You will feel bloated and uncomfortable.
You will complain about it.
You might take a digestive pill with deep sincerity.
And then—because restraint is seasonal—you will eat some more.
It happens everywhere: at your house, relatives’ houses, friends’ places, work parties, and even restaurants where “sharing” is optional.
> “Everyone just eats. Constantly. Enthusiastically. Without learning.”
And it’s not just Christmas.
It’s Eid, where the biryani has no finish line.
Diwali, where sweets appear from cupboards, drawers, and handbags.
Holi, where gujiyas ambush you between colours.
Thanksgiving, where gratitude is measured in helpings.
Lunar New Year, weddings, birthdays, anniversaries, housewarmings—
If humans are gathering, food will not just be present; it will be assertive.
Which brings us to the mystery:
Why do we cook so much… and then buy more?
Because festive logic shuts down the rational part of the brain.

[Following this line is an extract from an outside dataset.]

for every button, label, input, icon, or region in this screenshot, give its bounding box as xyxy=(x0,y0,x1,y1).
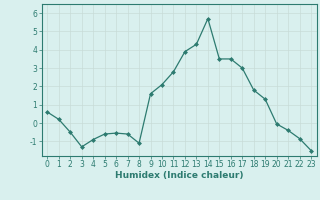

We cook like an army is arriving.
Halfway through, panic sets in:
“What if it’s not enough?”
Not because people are hungry—but because running out of food would be a social crime.
> “Everything was lovely, but the food got over very fast.”
No one remembers festivals where there was just enough food. Everyone remembers:
“They didn’t even insist properly.”
So we hedge our dignity with extra dishes, emergency sweets, backup snacks, and one mysterious item no one planned but everyone insists is essential.
There is also hope involved:
Hope cousins will drop by.
Hope neighbours will “just come for five minutes.”
Hope people will suddenly eat less rice and more salad (they won’t).
From childhood to adulthood, we’ve been saying the same things:
> “I shouldn’t have eaten so much.”
“I’m done now.”
“Just one more bite.”
Maybe it’s culture. Maybe it’s love. Maybe it’s unresolved emotional issues served with chutney.
Festivals teach one enduring truth:
Self-control is seasonal, digestion is optional, and leftovers are proof that hope—and second helpings—exist.
We eat. We groan. We pop a digestive pill. And then, inevitably… we eat again.
Because no matter the festival, overeating is the only tradition we never skip.
And then, like clockwork, most people’s New Year’s resolutions appear:
Exercise. Lose weight. Get fit.
Ah yes—the eternal cycle: eat, regret, resolve… repeat.